Building data analytics capabilities in the finance and accounting function

An opinion piece by Hanadi Khalife, Senior Director MEA & India operations at IMA (Institute of Management Accountants)

Big data, analytics, data science – these are regular terms that we all use. Finance and accounting (F&A) teams at all large companies are increasingly making use of big data analytics, which can determine insights from huge volumes of data that would otherwise be unfathomable. It’s been said that data is the new oil of the digital economy, and with 2.5 quintillion bytes generated every day, organisations big and small need to capitalize on this bountiful resource by extracting value from it, in order to create value and growth.

At the heart of digital transformation for finance and accounting teams is the potential for information technology and open data standards to increase efficiency and underpin new competitive opportunities. For a finance and accounting professional, the digital and data revolution provides massive opportunities, as well as offering exciting career options – such as in data science.

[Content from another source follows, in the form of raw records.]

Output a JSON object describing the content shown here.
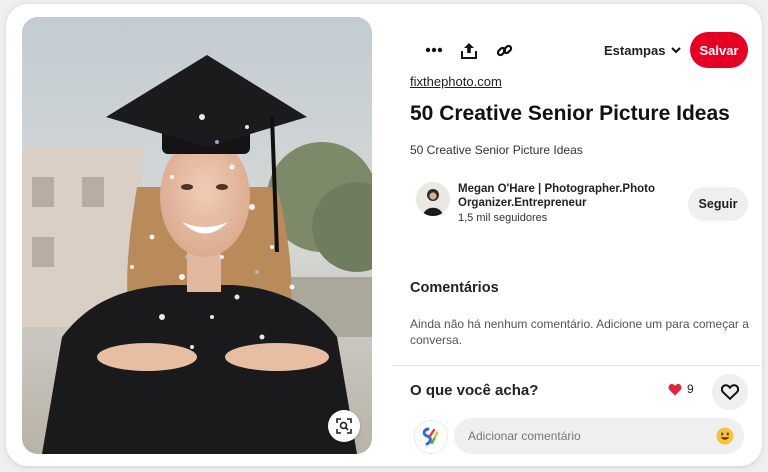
{
  "pin": {
    "source": "fixthephoto.com",
    "title": "50 Creative Senior Picture Ideas",
    "description": "50 Creative Senior Picture Ideas"
  },
  "toolbar": {
    "more_icon": "more-dots-icon",
    "share_icon": "share-upload-icon",
    "link_icon": "link-chain-icon",
    "board_label": "Estampas",
    "save_label": "Salvar",
    "accent_color": "#e60023"
  },
  "creator": {
    "name": "Megan O'Hare | Photographer.Photo Organizer.Entrepreneur",
    "followers": "1,5 mil seguidores",
    "follow_label": "Seguir"
  },
  "comments": {
    "heading": "Comentários",
    "empty_text": "Ainda não há nenhum comentário. Adicione um para começar a conversa."
  },
  "feedback": {
    "question": "O que você acha?",
    "reaction_count": "9"
  },
  "composer": {
    "placeholder": "Adicionar comentário"
  }
}
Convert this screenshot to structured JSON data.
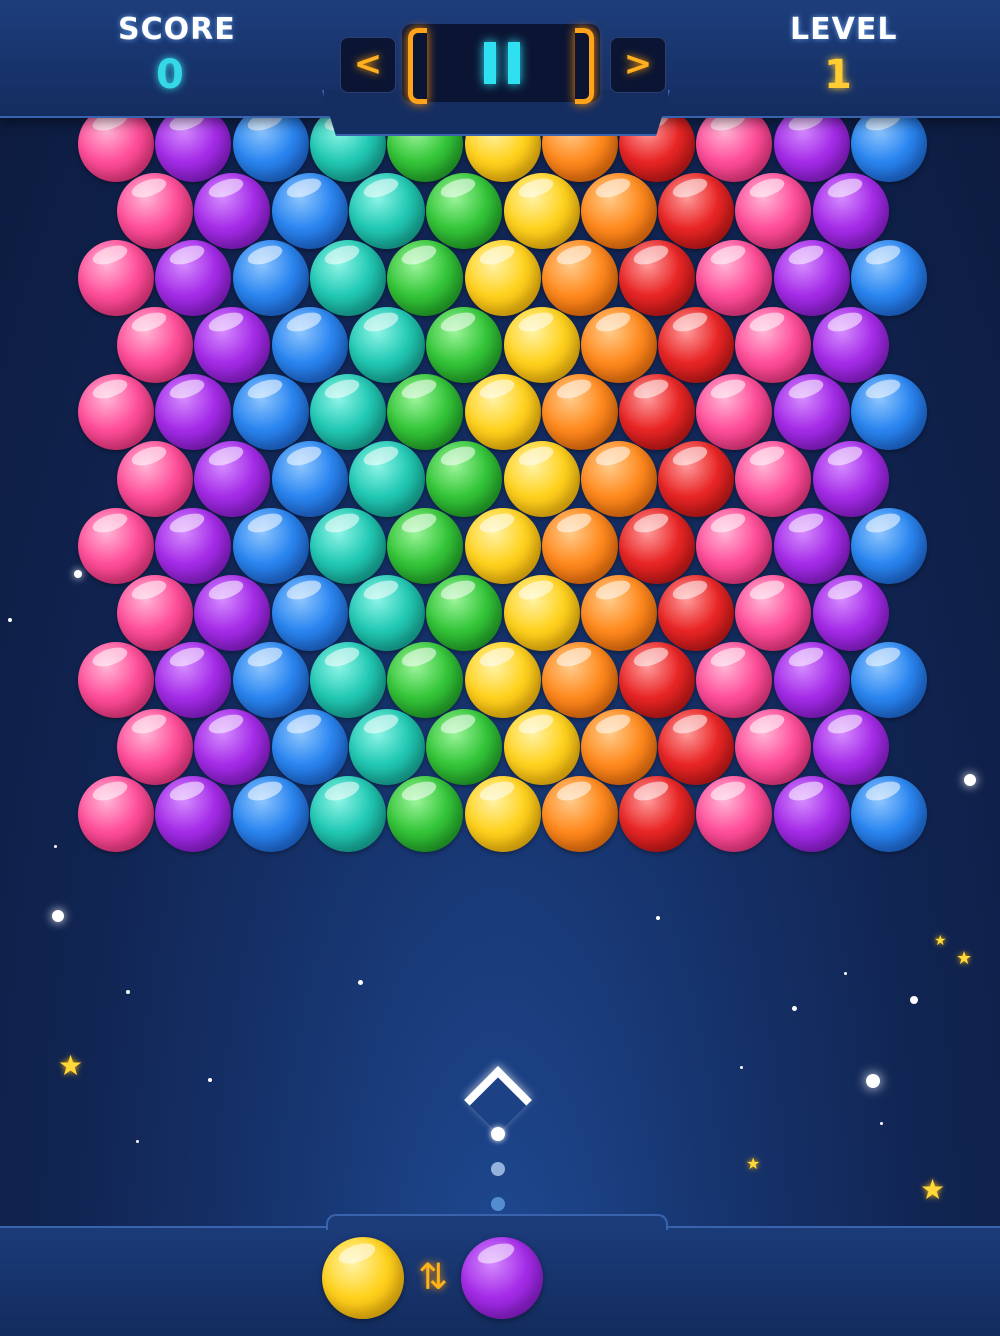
{
  "hud": {
    "score_label": "SCORE",
    "score_value": "0",
    "level_label": "LEVEL",
    "level_value": "1",
    "prev_label": "<",
    "next_label": ">"
  },
  "colors": {
    "pink": [
      "#ffb6d6",
      "#ff4f9a",
      "#e0266f"
    ],
    "purple": [
      "#d58cff",
      "#a52de8",
      "#7a12c0"
    ],
    "blue": [
      "#8ec6ff",
      "#2b86f0",
      "#1456c4"
    ],
    "teal": [
      "#8ef5e7",
      "#22c9b4",
      "#0e9685"
    ],
    "green": [
      "#9df59b",
      "#35c63a",
      "#168f1c"
    ],
    "yellow": [
      "#fff3a6",
      "#ffd21f",
      "#f0a800"
    ],
    "orange": [
      "#ffcc8c",
      "#ff8a1f",
      "#e35f00"
    ],
    "red": [
      "#ff9b9b",
      "#e92626",
      "#ae0d0d"
    ]
  },
  "board": {
    "even_row": [
      "pink",
      "purple",
      "blue",
      "teal",
      "green",
      "yellow",
      "orange",
      "red",
      "pink",
      "purple",
      "blue"
    ],
    "odd_row": [
      "pink",
      "purple",
      "blue",
      "teal",
      "green",
      "yellow",
      "orange",
      "red",
      "pink",
      "purple"
    ],
    "row_count": 11
  },
  "shooter": {
    "current": "yellow",
    "next": "purple",
    "swap_icon": "swap-arrows-icon",
    "aim_icon": "chevron-up-icon"
  }
}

There are three good reasons why F&A professionals make excellent data scientists:

  • They have outstanding technical skills. They naturally aggregate information in a manner that summarizes details of transactions and other numbers. Working with descriptive analytics, predictive analytics, and prescriptive analytics comes more easily to them, as they already possess quantitative skills.
  • They’re great problem solvers. The jump to predictive and prescriptive analytics requires a shift to an inquisitive mindset; from stacking and sorting information to figuring out how to use that information to make key business decisions. F&A professionals are best suited to make this jump.
  • They are also better able to see the larger context and business implications. The true value of data analysis comes not at the point when the data is compiled, but rather when decisions are made using insights derived from the data. To uncover these insights, a data scientist must first understand the business context. F&A professionals, because of their connections within the organisation, understand this context better than any external data scientist would.

With accounting and finance professionals increasingly expected to serve as business partners — particularly as experts who can use data analytics to provide strategic recommendations,  they need to be problem solvers and readily adaptable to change. Therefore, finance and accounting professionals need to evolve quickly to emphasize competency in data science, analysis, and visualization.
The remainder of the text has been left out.